L'économie de l'attention est-elle soluble dans l'éthique ?
Le modèle publicitaire dominant repose sur la captation du temps humain : peut-on le réformer sans le détruire ?

Il existe une tension fondamentale au cœur des plateformes numériques dominantes. D'un côté, leurs équipes produit recrutent parmi les ingénieurs les plus brillants de leur génération pour concevoir des expériences toujours plus engageantes. De l'autre, leurs équipes de communication publient des rapports de bien-être numérique et plaident pour un usage responsable de leurs propres applications. Cette contradiction n'est pas de la mauvaise foi : elle est structurelle. Le modèle économique et l'éthique déclarée tirent dans des directions opposées.

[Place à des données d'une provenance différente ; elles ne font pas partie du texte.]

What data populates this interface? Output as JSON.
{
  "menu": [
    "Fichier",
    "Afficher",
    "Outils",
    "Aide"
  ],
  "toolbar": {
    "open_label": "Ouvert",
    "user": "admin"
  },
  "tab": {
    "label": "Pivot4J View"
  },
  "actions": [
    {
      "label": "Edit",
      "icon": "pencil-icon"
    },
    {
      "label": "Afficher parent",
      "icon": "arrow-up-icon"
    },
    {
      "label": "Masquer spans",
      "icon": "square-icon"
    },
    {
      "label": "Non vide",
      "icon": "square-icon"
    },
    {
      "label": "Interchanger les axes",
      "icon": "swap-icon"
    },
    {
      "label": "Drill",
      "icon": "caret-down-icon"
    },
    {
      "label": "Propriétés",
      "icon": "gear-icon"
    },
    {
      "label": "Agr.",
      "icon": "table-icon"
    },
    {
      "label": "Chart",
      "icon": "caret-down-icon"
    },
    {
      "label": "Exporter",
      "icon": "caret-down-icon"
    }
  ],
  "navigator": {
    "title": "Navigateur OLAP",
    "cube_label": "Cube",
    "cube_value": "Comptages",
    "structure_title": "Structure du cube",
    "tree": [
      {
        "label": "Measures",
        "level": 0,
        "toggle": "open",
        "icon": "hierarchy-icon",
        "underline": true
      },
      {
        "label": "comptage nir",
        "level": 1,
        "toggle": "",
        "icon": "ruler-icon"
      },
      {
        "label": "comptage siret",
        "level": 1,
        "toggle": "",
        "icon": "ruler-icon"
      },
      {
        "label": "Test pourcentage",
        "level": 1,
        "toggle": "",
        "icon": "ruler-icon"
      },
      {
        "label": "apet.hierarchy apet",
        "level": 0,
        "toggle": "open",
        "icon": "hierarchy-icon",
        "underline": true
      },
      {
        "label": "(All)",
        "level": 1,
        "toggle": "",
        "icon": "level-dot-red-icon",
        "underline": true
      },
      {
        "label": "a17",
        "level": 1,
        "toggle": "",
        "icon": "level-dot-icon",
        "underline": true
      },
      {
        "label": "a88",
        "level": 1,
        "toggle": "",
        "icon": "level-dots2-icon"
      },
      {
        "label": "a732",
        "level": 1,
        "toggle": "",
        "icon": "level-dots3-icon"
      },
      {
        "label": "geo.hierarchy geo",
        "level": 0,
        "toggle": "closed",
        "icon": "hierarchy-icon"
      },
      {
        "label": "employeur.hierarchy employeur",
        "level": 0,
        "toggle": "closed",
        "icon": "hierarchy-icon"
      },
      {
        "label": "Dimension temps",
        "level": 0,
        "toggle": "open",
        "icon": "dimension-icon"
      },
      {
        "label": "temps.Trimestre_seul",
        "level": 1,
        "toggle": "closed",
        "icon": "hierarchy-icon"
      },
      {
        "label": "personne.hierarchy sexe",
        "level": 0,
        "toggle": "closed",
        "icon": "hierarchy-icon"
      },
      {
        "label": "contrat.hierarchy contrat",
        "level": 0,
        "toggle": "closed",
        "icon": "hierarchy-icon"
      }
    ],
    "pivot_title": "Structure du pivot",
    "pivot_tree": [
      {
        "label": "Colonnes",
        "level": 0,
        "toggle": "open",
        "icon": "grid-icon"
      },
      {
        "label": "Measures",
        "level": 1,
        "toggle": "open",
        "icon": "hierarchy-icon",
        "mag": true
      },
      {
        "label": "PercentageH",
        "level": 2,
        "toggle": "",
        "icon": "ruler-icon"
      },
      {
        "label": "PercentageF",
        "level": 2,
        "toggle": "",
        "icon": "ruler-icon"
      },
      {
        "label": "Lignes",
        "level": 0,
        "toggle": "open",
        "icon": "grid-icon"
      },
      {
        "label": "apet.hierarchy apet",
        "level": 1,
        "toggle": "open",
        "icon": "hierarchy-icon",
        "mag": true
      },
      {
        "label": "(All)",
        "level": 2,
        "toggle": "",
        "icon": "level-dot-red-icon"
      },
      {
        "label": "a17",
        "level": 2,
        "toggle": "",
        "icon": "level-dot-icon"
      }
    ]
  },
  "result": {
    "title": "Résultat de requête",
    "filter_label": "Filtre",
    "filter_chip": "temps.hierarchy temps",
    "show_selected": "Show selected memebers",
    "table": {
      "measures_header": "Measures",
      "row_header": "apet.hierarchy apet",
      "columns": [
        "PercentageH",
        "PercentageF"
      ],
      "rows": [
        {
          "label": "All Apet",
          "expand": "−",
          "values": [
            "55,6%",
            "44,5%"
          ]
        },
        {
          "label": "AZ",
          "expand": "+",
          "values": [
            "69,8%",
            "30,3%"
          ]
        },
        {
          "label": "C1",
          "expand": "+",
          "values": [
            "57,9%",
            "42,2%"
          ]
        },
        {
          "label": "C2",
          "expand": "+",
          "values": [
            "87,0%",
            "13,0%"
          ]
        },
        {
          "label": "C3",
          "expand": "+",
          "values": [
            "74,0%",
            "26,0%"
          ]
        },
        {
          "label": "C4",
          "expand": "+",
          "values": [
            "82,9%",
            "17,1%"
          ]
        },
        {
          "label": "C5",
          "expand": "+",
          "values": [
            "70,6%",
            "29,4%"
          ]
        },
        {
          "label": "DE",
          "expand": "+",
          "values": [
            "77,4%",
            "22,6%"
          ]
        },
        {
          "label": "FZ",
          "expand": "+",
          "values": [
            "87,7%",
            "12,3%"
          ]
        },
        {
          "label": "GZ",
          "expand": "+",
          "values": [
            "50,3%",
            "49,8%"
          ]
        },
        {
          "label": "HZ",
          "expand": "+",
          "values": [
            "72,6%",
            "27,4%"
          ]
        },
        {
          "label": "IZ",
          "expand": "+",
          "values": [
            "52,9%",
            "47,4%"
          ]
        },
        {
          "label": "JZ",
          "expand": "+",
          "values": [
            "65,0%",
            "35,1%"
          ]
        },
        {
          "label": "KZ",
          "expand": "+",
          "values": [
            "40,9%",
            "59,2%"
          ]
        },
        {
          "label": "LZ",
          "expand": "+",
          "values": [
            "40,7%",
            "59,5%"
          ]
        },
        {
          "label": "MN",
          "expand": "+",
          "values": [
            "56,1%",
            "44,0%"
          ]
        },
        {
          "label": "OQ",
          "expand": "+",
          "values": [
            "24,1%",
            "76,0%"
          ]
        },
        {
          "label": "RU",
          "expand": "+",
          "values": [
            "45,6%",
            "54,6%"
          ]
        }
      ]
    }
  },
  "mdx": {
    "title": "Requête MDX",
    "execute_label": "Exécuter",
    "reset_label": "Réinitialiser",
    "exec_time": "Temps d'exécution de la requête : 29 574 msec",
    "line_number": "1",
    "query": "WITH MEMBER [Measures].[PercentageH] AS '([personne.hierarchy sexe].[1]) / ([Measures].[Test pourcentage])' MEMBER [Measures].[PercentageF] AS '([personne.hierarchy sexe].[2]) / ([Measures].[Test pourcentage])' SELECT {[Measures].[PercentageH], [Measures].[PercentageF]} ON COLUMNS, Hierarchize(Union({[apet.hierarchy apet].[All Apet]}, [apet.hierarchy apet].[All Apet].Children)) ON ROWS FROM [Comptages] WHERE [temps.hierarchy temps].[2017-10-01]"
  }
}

Les fondements d'un modèle extractif
L'économie de l'attention repose sur un postulat simple : le temps passé sur une plateforme se monétise via la publicité. Plus l'engagement est long, plus le revenu est élevé. Cette mécanique crée une sélection naturelle des contenus : ce qui retient l'œil, l'indignation, le spectaculaire, le conflit, prospère algorithmiquement, indépendamment de sa valeur informationnelle ou culturelle. Les concepteurs de ces systèmes ne sont pas cyniques ; ils optimisent pour ce que leur modèle d'affaires leur demande d'optimiser.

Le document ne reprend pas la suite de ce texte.